Strengthening Institutional Infection Prevention And Control (IPC): A Cross-Specialty Analysis Of Epidemiological Compliance Among Nursing, Dentistry, And Operation Technician Teams
DOI:
https://doi.org/10.70082/13bp1c52Abstract
Background
Healthcare-associated infections (HAIs) represent a pervasive and escalating challenge to global health security, affecting between 3.6% and 8.0% of hospitalized patients worldwide. While the etiology of HAIs is multifactorial, the intersection of human behavior, institutional policy, and environmental infrastructure remains the primary determinant of transmission. Historically, infection prevention and control (IPC) surveillance has predominantly focused on nursing and medical staff, leaving the compliance behaviors of allied technical teams—specifically dentistry personnel and operation technicians (surgical technologists and sterile processing staff)—under-represented in the epidemiological literature. This gap is critical, as these groups manage high-risk vectors including aerosolized pathogens and invasive surgical instrumentation.
Objective
This systematic review aims to synthesize epidemiological data regarding IPC compliance across three distinct healthcare cadres: Nursing, Dentistry, and Operation Technician teams. The primary objectives are to: (1) compare quantitative compliance rates across these specialties; (2) identify specialty-specific failure modes, distinguishing between behavioral, cognitive, and systemic barriers; and (3) evaluate the efficacy of the World Health Organization (WHO) Multimodal Improvement Strategy versus standard educational interventions in these diverse operational contexts.
Methods
A comprehensive systematic review was conducted adhering to the PRISMA 2020 guidelines. Data sources included PubMed, EMBASE, Cochrane Library, and WHO/CDC technical reports published between 2000 and 2024. The review included randomized controlled trials, observational cohort studies, and cross-sectional surveys. Quality assessment was rigorous, utilizing the Newcastle-Ottawa Scale (NOS) for observational studies and the Cochrane Risk of Bias 2.0 (RoB 2) tool for interventional studies. Data synthesis focused on extracting compliance percentages, odds ratios for adherence, and qualitative themes related to psychosocial and environmental barriers.
Results
The analysis of 124 distinct data sources reveals significant variance in compliance drivers and failure mechanisms. Nursing compliance with hand hygiene varies widely (45-65%) and is strongly negatively correlated with burnout and "effort-reward imbalance." In contrast, dental teams demonstrate high theoretical knowledge (93% conceptual accuracy) but suffer from "process-driven non-compliance," particularly regarding environmental disinfection and instrument turnover times.
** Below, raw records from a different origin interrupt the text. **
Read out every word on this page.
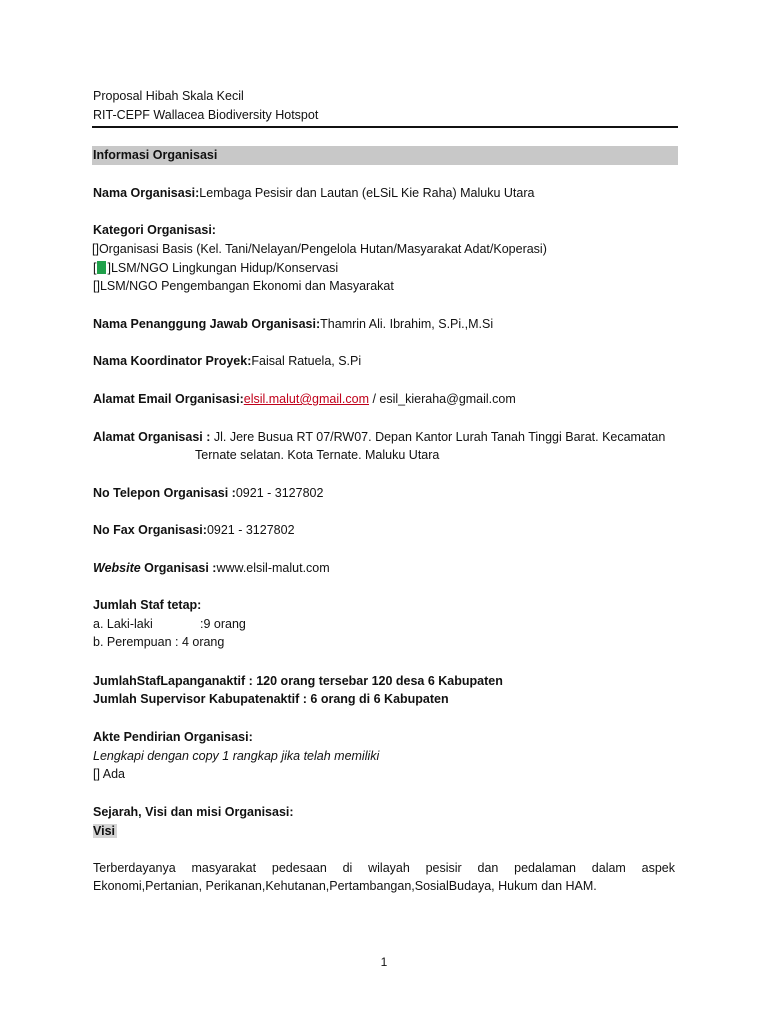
Proposal Hibah Skala Kecil
RIT-CEPF Wallacea Biodiversity Hotspot
Informasi Organisasi
Nama Organisasi:Lembaga Pesisir dan Lautan (eLSiL Kie Raha) Maluku Utara
Kategori Organisasi:
[]Organisasi Basis (Kel. Tani/Nelayan/Pengelola Hutan/Masyarakat Adat/Koperasi)
[ ]LSM/NGO Lingkungan Hidup/Konservasi
[]LSM/NGO Pengembangan Ekonomi dan Masyarakat
Nama Penanggung Jawab Organisasi:Thamrin Ali. Ibrahim, S.Pi.,M.Si
Nama Koordinator Proyek:Faisal Ratuela, S.Pi
Alamat Email Organisasi:elsil.malut@gmail.com / esil_kieraha@gmail.com
Alamat Organisasi : Jl. Jere Busua RT 07/RW07. Depan Kantor Lurah Tanah Tinggi Barat. Kecamatan
Ternate selatan. Kota Ternate. Maluku Utara
No Telepon Organisasi :0921 - 3127802
No Fax Organisasi:0921 - 3127802
Website Organisasi :www.elsil-malut.com
Jumlah Staf tetap:
a. Laki-laki	:9 orang
b. Perempuan : 4 orang
JumlahStafLapanganaktif : 120 orang tersebar 120 desa 6 Kabupaten
Jumlah Supervisor Kabupatenaktif : 6 orang di 6 Kabupaten
Akte Pendirian Organisasi:
Lengkapi dengan copy 1 rangkap jika telah memiliki
[] Ada
Sejarah, Visi dan misi Organisasi:
Visi
Terberdayanya masyarakat pedesaan di wilayah pesisir dan pedalaman dalam aspek Ekonomi,Pertanian, Perikanan,Kehutanan,Pertambangan,SosialBudaya, Hukum dan HAM.
1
Operation technicians exhibit a distinct risk profile: while surgical technologists in the operating room maintain high vigilance for sterile field breaches, sterile processing technicians in decontamination units face a "visualization crisis," with 88% of instrument defects attributed to visual inspection failures under high production pressure. The cumulative risk of error in sterile processing was quantified at 4.8 defects per instrument set.
Conclusion
Institutional IPC is not a monolithic challenge solvable by generic education. Compliance is highly role-specific: nursing requires psychosocial support to combat fatigue; dentistry requires process engineering to manage turnover pressure; and operation technicians require advanced visualization technology to overcome human cognitive limitations. The WHO Multimodal Strategy is superior to single-mode interventions but must be adapted to address the specific "epidemiology of work" within each specialty. Strengthening IPC requires a shift from blaming individuals to engineering resilient systems that account for the unique stressors of each healthcare domain.